For the people’s movements in Latin America and the Caribbean to come out ahead, achieving a high degree of political awareness and organization is insufficient − as long as the ruling classes, in one form or another, maintain control of the armed forces.
When the traditional political system collapses and its energy is exhausted, it is possible for popular movements to gain control of the government (in whole or in part) from those ruling classes. This certainly happened in Venezuela and Bolivia. It is quite different, however, to take economic power away from the ruling class (and media power, which is closely linked to the latter), although forms of state capitalism (in popular hands) allow fairly wide leeway for carrying out fundamental political and social reforms.
Of course, there always remains the greater challenge, which is, based on this state capitalism, to construct an essentially different economic order, one that allows the country’s economy to overcome its condition of playing a complementary, dispensable and secondary role in the complicated web of the world market. When the country has abundant natural resources, it will become a priority target for imperialist aggression in the struggle to secure raw materials, markets and areas of influence; and this danger is by no means small. When on the other hand resources (material and human) are scarce or very limited, the challenge is even greater. Only nations that are very rich in resources or of continental dimensions (such as Brazil or China) have the advantage of having the right material conditions for pushing forward a project that is at least nationalist (in the healthy sense of the word) and − better still, though not necessarily − a project of broad and deep social reforms.
Comunidad Utopix, Venezuela
Fortunately for these countries on the periphery of the system, there will always be intermediate strategies that will make it possible to overcome limitations and deal with internal and, above all, external threats. There is, however, one challenge that cannot be ignored: military power.
It is not enough for these popular, democratic and nationalist movements to have an organized and conscious mass movement or a program of adequate reforms that will give solidity to the project. Nor is it enough to have a political vanguard with sufficient confidence in a leadership that is up to the challenges. All this, together, is still incomplete, and as the Chinese poet and strategist pointed out, those who undertake processes of radical change must never forget that “in the final analysis, power grows out of the barrel of the gun.”

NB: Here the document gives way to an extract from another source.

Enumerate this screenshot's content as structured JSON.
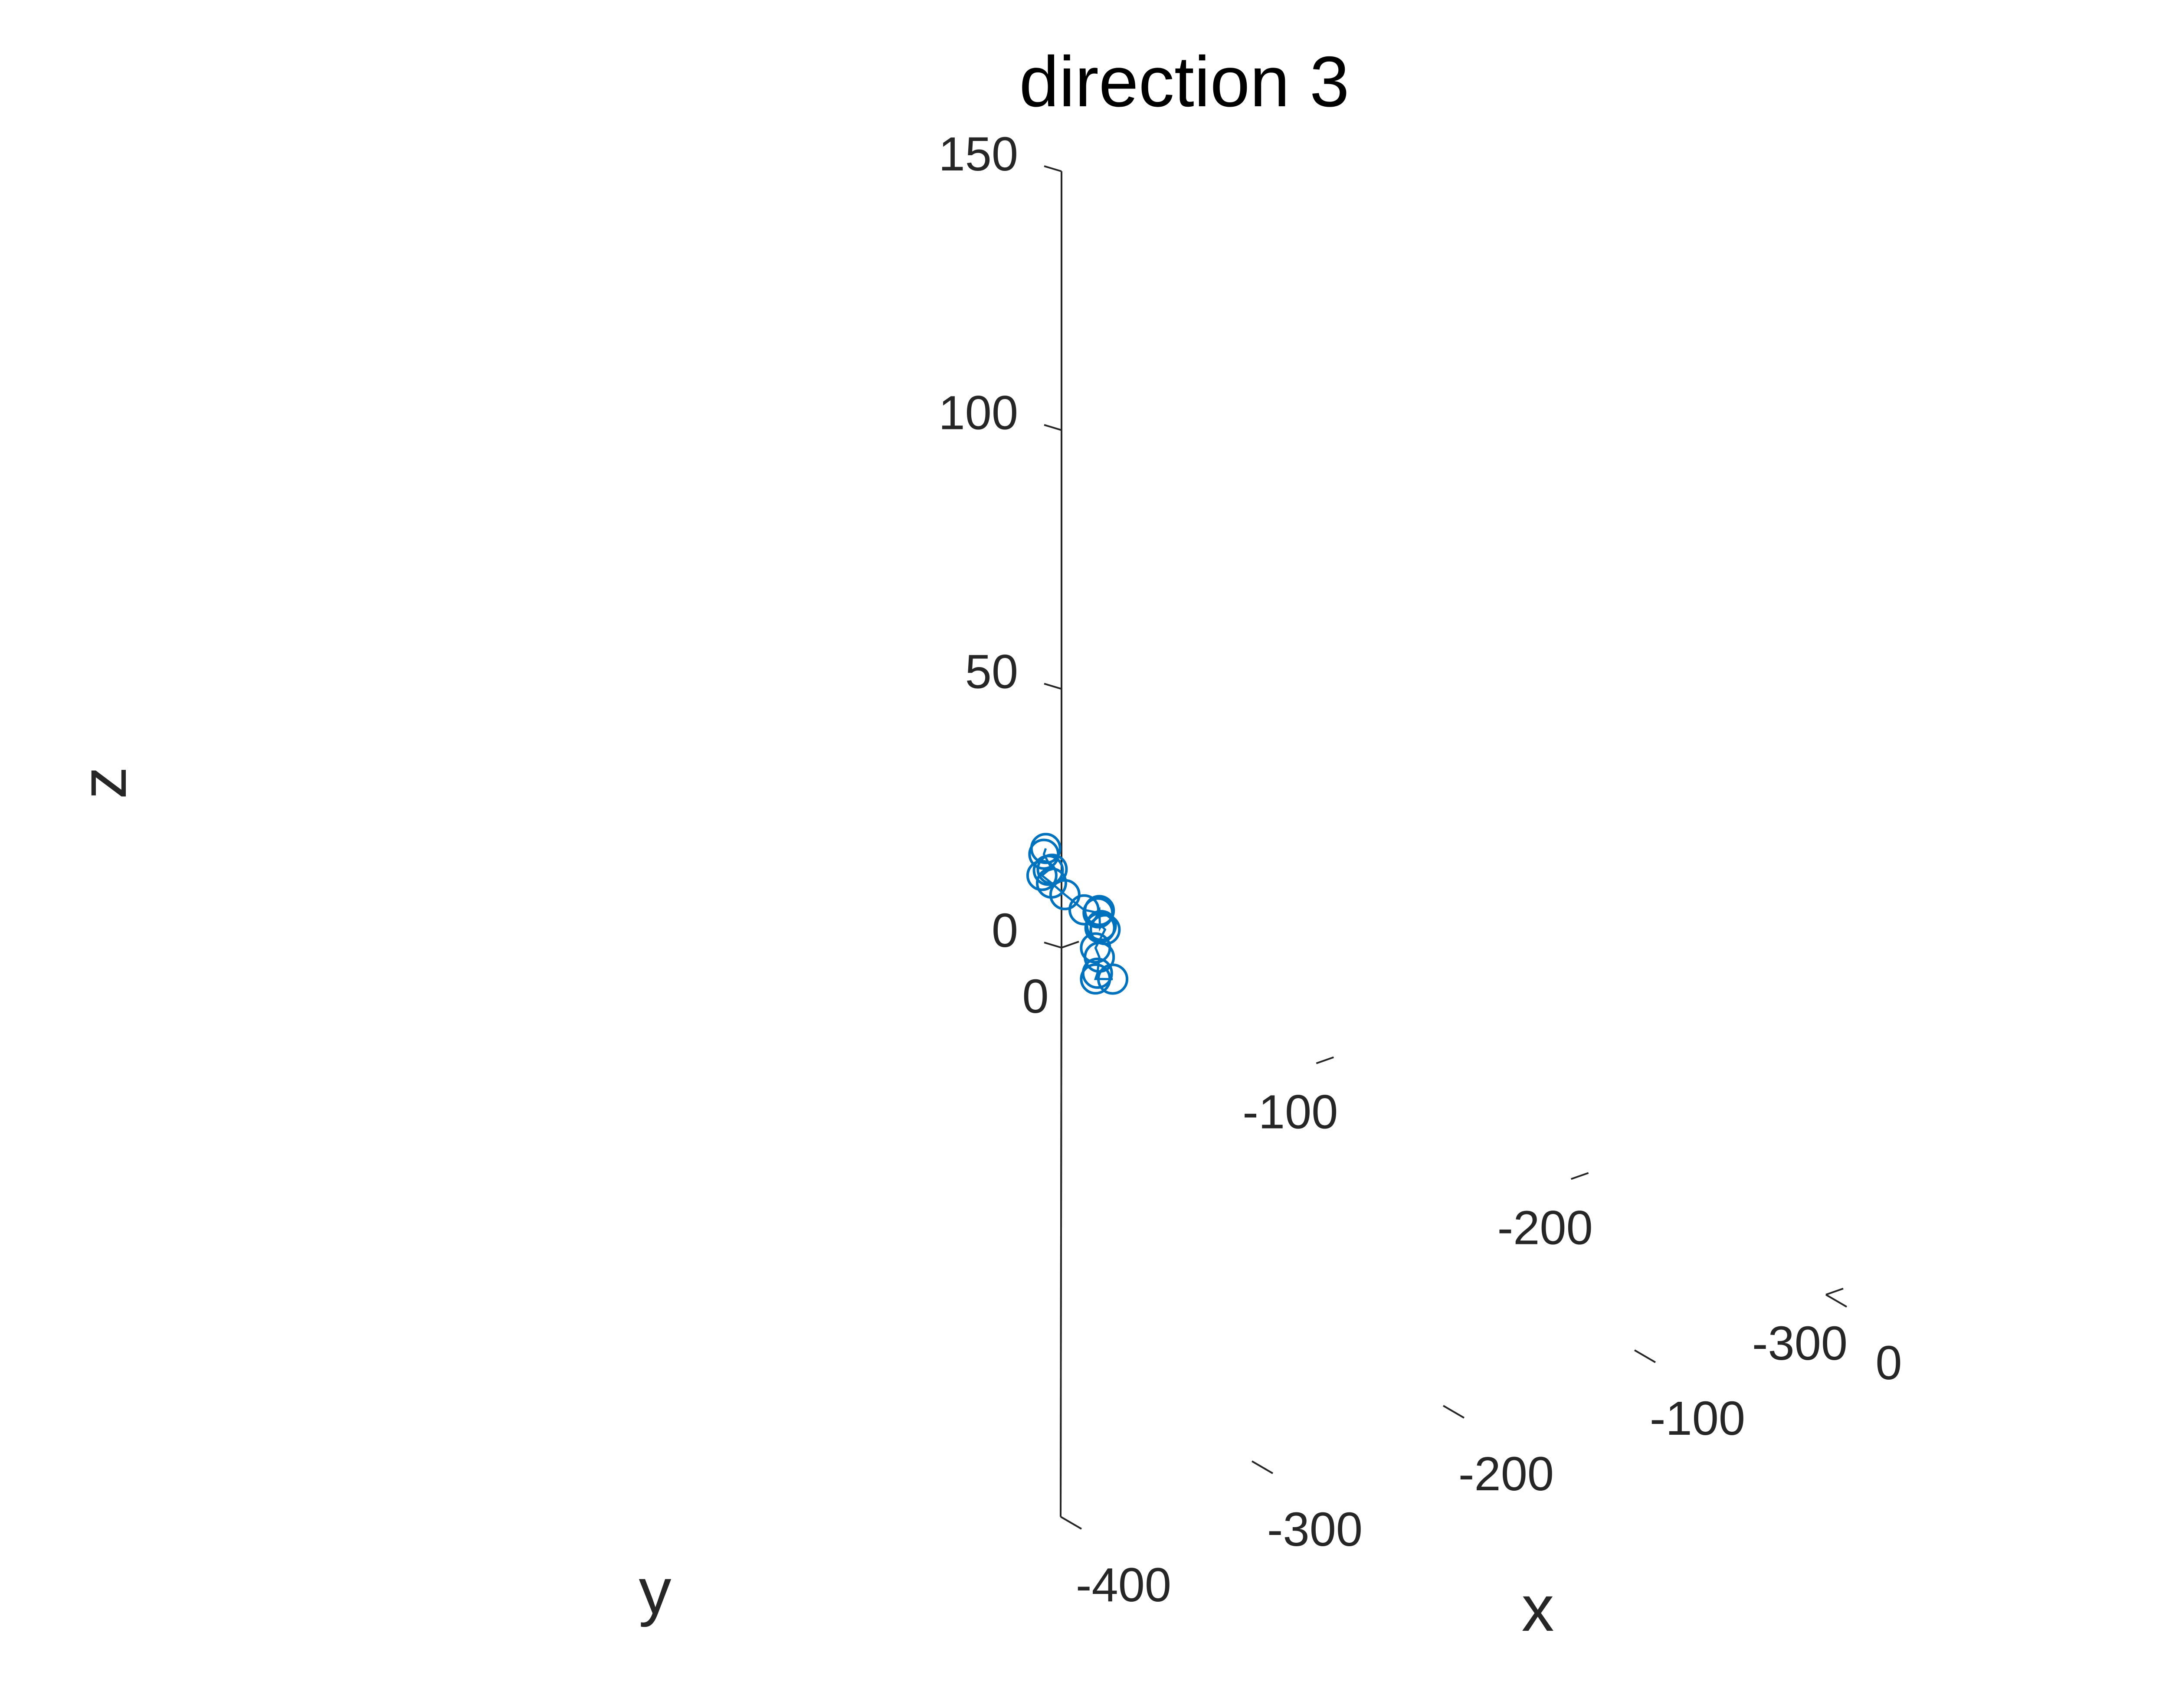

A review of recent events in Latin America and the Caribbean shows how political regimes and social orders that have deeply deteriorated have lost all their legitimacy (the recent cases of Chile, Ecuador, Haiti and Colombia) and have awakened enormous popular mobilizations that demand radical changes of the entire order. The people demand the departure of the current rulers, promote a new constitutional order, and emphatically reject and unreservedly condemn neoliberal economic policy, police repression and the media manipulation promoted by the existing government and by national and foreign economic interest groups (only those forces deny imperialist intervention who want and need to deny it). These popular demonstrations also raise new banners that reflect the most recent popular demands (the defense of the planet plundered by capitalism, the demand for gender rights in their various aspects, the dignity of the Indigenous peoples, national dignity, etc.)

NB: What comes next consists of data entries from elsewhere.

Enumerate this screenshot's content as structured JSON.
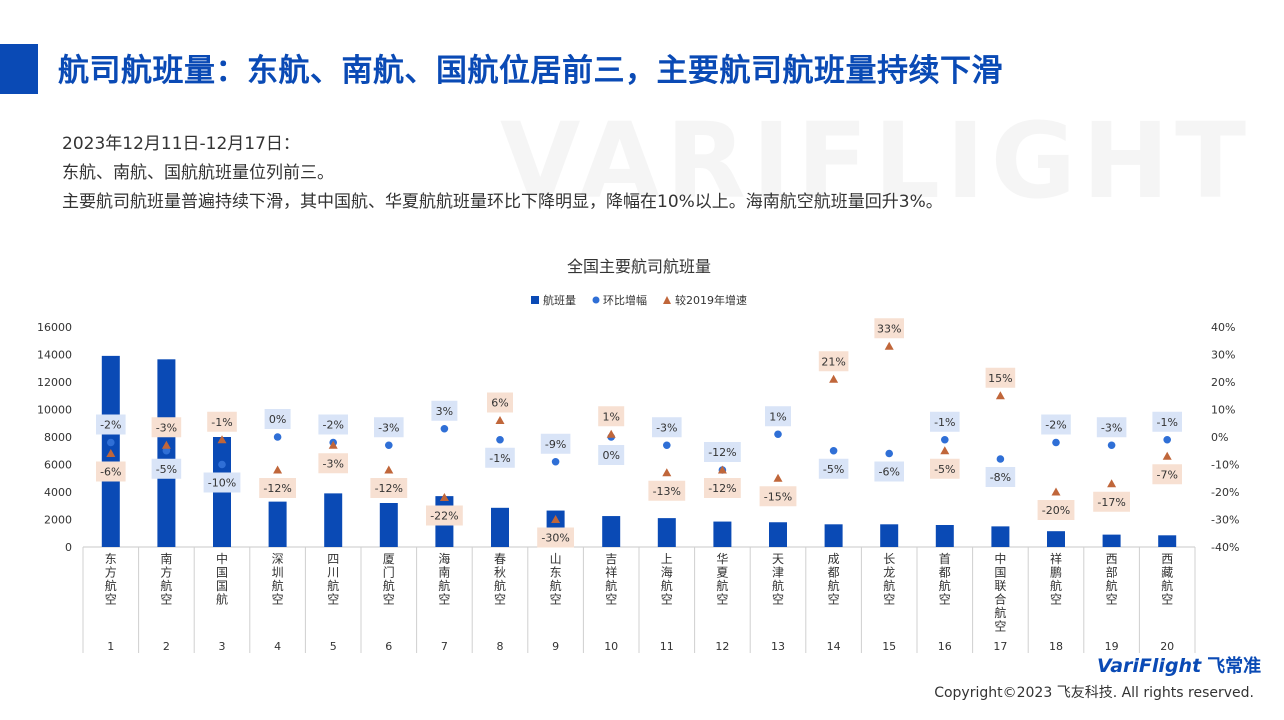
{
  "header": {
    "title": "航司航班量：东航、南航、国航位居前三，主要航司航班量持续下滑"
  },
  "watermark": "VARIFLIGHT",
  "summary": {
    "line1": "2023年12月11日-12月17日：",
    "line2": "东航、南航、国航航班量位列前三。",
    "line3": "主要航司航班量普遍持续下滑，其中国航、华夏航航班量环比下降明显，降幅在10%以上。海南航空航班量回升3%。"
  },
  "brand": {
    "logo_text": "VariFlight",
    "logo_cn": "飞常准",
    "copyright": "Copyright©2023 飞友科技. All rights reserved."
  },
  "colors": {
    "accent": "#0a4ab5",
    "bar": "#0a4ab5",
    "dot": "#2f6fd6",
    "triangle": "#c0663a",
    "wow_label_bg": "#d9e4f7",
    "vs2019_label_bg": "#f7e0d2"
  },
  "chart_data": {
    "type": "bar",
    "title": "全国主要航司航班量",
    "legend": [
      "航班量",
      "环比增幅",
      "较2019年增速"
    ],
    "legend_position": "top",
    "categories": [
      "东方航空",
      "南方航空",
      "中国国航",
      "深圳航空",
      "四川航空",
      "厦门航空",
      "海南航空",
      "春秋航空",
      "山东航空",
      "吉祥航空",
      "上海航空",
      "华夏航空",
      "天津航空",
      "成都航空",
      "长龙航空",
      "首都航空",
      "中国联合航空",
      "祥鹏航空",
      "西部航空",
      "西藏航空"
    ],
    "ranks": [
      "1",
      "2",
      "3",
      "4",
      "5",
      "6",
      "7",
      "8",
      "9",
      "10",
      "11",
      "12",
      "13",
      "14",
      "15",
      "16",
      "17",
      "18",
      "19",
      "20"
    ],
    "y_left_ticks": [
      "0",
      "2000",
      "4000",
      "6000",
      "8000",
      "10000",
      "12000",
      "14000",
      "16000"
    ],
    "y_right_ticks": [
      "-40%",
      "-30%",
      "-20%",
      "-10%",
      "0%",
      "10%",
      "20%",
      "30%",
      "40%"
    ],
    "ylim_left": [
      0,
      16000
    ],
    "ylim_right": [
      -40,
      40
    ],
    "series": [
      {
        "name": "航班量",
        "type": "bar",
        "axis": "left",
        "values": [
          13900,
          13650,
          8000,
          3300,
          3900,
          3200,
          3700,
          2850,
          2650,
          2250,
          2100,
          1850,
          1800,
          1650,
          1650,
          1600,
          1500,
          1150,
          900,
          850
        ]
      },
      {
        "name": "环比增幅",
        "type": "scatter",
        "axis": "right",
        "values": [
          -2,
          -5,
          -10,
          0,
          -2,
          -3,
          3,
          -1,
          -9,
          0,
          -3,
          -12,
          1,
          -5,
          -6,
          -1,
          -8,
          -2,
          -3,
          -1
        ],
        "labels": [
          "-2%",
          "-5%",
          "-10%",
          "0%",
          "-2%",
          "-3%",
          "3%",
          "-1%",
          "-9%",
          "0%",
          "-3%",
          "-12%",
          "1%",
          "-5%",
          "-6%",
          "-1%",
          "-8%",
          "-2%",
          "-3%",
          "-1%"
        ]
      },
      {
        "name": "较2019年增速",
        "type": "scatter",
        "axis": "right",
        "values": [
          -6,
          -3,
          -1,
          -12,
          -3,
          -12,
          -22,
          6,
          -30,
          1,
          -13,
          -12,
          -15,
          21,
          33,
          -5,
          15,
          -20,
          -17,
          -7
        ],
        "labels": [
          "-6%",
          "-3%",
          "-1%",
          "-12%",
          "-3%",
          "-12%",
          "-22%",
          "6%",
          "-30%",
          "1%",
          "-13%",
          "-12%",
          "-15%",
          "21%",
          "33%",
          "-5%",
          "15%",
          "-20%",
          "-17%",
          "-7%"
        ]
      }
    ]
  }
}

But neither the breadth of these movements nor their obvious legitimacy has succeeded in ending the reign of neoliberalism. Neither in Chile nor in Colombia or Haiti − where the people have been constantly protesting − nor in Ecuador, which seems to be in a moment of suspension, do the current rulers seem willing to give in; in the regime’s most critical moments, when everything seemed to indicate that their time had come to resign, a clear and emphatic voice saved the old system: the voice of the barracks and the police club, with a balance of dead, wounded, prisoners and disappeared that had not taken place for decades (except perhaps in Colombia, a “democratic” country where repression has always continued and the military operates not only outside the law but with total independence from government power).
Only Venezuela seems to have resolved this dilemma, doing it by literally purging from the ranks of the military and police those elements that resist progressive change and lack any truly nationalistic inspiration, any sense of national loyalty. That is why the many attempts at coups d’état, or at using the barracks in defense of the traditional ruling class and foreign interests, have so far failed there, to the point that Washington and its European allies seem to have given up on getting Maduro out by force of arms and are now proposing a “negotiated way out.”
This is a huge challenge. As long as the military and police are not at least neutralized, the mass popular movement always faces the danger of defeat − even if the movement has considerable breadth, high levels of consciousness and organization, and full legitimacy. However difficult this challenge may be, it is possible to accomplish, and it would not be the first time that from the barracks a group of nationalist and progressive military and police forces has allowed the people’s movement to achieve its objectives. Great reforms in the continent have been promoted by groups of nationalist military officers in Argentina (Perón), Brazil (Vargas), Mexico (Cárdenas y Calles) and Peru (Velasco Alvarado), despite the subsequent fate of these revolutions, which, deep down revealed the weak constitution of a true national bourgeoisie and the insufficiency of the popular movement.
These have been exceptional cases, no doubt, but their impact on the history of the region is immense and shows that those in the barracks do not always react to popular protest and the desire for change by shedding the blood of the people.